The WWF Global Arctic Programme’s Head of Communications, Clive Tesar, attended the International Congress of Arctic Social Sciences in Iceland in order to track trends and the latest information about the peoples of the Arctic, as they are so central to WWF’s conservation efforts in this area. While at the conference, he posted a series of blogs – this is the first.
By Clive Tesar
Some people say WWF spends too much time talking about charismatic megafauna (a fancy way of saying interesting big animals). There is a reason we do that; if that’s what interests people then that’s how we start the conversation about conservation. In the Arctic, you’ll see us talking about walrus, about whales, and of course about polar bears. But I’m in Akureyri, Iceland right now to talk about another species of charismatic arctic megafauna – people.
The International Congress of Arctic Social Sciences meets only once every three years. It is important for WWF to be here to track the trends and latest information about the peoples of the Arctic, because they are central to our conservation efforts. Unless we work with them, and unless our conservation solutions work for them, our arctic work will be tough sledding. The Congress has brought experts from as far afield as China to talk about the people of the Arctic, their aspirations, their impacts, their societies, their adaptations to a fast changing world.
I picked up a snippet of Arctic changes today, and how they are affecting people. It is cold here in Akureyri, colder than usual in the summer. They’ve yet to crack double digits in the temperature, and it’s late June. The arctic terns, I was told today, are not yet breeding. Local people are worried if the birds don’t breed soon, then a whole generation could miss the long flight back to the Antarctic. They worry about the effects of that on the ecosystems here.
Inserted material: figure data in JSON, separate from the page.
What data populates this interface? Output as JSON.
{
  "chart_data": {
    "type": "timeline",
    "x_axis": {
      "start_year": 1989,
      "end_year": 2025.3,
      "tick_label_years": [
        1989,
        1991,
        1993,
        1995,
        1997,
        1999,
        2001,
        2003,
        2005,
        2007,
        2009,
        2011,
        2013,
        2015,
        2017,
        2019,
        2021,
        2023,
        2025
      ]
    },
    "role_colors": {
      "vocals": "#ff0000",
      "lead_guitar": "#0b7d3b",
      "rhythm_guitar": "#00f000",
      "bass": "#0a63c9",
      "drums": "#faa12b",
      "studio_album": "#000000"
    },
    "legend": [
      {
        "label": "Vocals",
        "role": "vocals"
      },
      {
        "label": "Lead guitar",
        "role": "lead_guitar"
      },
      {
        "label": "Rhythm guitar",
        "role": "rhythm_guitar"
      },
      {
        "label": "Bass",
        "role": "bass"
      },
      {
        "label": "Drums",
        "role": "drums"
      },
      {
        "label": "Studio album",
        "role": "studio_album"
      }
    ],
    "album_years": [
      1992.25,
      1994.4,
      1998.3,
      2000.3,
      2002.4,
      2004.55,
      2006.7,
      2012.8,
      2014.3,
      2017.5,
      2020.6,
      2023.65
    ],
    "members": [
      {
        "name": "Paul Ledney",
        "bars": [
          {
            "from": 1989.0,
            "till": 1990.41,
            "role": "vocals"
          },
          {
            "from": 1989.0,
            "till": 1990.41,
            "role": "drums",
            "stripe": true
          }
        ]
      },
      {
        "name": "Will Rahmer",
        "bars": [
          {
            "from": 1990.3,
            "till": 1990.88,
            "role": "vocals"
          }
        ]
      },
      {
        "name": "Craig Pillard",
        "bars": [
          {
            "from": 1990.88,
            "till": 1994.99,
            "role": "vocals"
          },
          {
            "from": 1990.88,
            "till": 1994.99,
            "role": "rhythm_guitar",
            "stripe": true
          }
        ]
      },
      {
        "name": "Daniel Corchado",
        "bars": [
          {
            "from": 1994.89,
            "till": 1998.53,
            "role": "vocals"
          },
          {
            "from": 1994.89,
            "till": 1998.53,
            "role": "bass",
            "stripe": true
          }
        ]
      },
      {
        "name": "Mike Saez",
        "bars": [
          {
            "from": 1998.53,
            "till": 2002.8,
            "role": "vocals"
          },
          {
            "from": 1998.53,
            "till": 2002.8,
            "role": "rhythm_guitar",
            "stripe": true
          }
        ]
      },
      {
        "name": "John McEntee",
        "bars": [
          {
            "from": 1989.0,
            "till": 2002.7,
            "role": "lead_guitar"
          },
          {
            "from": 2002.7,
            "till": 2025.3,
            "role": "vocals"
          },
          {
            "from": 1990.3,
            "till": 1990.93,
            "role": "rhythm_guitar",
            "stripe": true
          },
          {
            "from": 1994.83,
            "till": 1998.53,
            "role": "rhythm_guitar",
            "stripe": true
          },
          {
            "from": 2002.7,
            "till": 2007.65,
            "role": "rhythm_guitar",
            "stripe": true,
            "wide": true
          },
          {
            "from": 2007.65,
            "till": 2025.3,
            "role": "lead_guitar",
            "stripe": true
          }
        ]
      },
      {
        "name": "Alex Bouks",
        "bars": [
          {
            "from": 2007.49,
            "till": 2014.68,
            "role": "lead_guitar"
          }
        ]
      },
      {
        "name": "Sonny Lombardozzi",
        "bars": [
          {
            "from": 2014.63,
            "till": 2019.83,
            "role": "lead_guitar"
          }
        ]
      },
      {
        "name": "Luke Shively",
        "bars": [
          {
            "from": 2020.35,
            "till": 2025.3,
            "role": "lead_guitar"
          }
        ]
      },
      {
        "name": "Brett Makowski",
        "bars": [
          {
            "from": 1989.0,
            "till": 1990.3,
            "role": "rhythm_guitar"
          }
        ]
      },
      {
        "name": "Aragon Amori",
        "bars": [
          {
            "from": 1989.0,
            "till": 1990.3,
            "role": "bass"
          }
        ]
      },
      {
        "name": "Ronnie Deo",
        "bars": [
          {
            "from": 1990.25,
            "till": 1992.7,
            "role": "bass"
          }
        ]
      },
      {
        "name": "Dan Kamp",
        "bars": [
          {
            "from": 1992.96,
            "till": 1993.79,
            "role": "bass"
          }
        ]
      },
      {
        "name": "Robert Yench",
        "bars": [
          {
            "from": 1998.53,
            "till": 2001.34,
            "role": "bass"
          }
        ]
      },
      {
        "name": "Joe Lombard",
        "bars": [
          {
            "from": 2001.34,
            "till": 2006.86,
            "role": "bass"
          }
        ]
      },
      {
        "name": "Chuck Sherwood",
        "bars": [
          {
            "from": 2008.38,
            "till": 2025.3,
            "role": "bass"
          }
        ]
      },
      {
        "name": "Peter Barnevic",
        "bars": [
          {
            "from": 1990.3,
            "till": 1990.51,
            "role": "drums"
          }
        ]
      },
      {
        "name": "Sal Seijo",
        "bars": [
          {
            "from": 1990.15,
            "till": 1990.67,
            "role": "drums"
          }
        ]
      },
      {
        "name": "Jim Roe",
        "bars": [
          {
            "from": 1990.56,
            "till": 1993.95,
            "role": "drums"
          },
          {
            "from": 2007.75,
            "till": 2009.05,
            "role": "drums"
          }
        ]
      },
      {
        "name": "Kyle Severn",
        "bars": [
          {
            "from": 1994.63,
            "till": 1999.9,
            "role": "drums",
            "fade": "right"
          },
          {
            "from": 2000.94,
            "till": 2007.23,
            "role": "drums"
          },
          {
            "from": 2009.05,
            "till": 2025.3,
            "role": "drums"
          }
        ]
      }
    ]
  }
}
I was also told that local fishermen along this north coast of Iceland are usually expecting to fish for krill this time of year – but none have shown up so far, and the fishermen think colder than usual water is to blame. And what’s causing the exceptional cold? The theory I heard is that the unusual warmth northwest of here keeps the Arctic Ocean ice free for longer, and that the increased amounts of open water there have changed weather patterns here. This is the sort of uncertain world that the social scientists have gathered to dissect.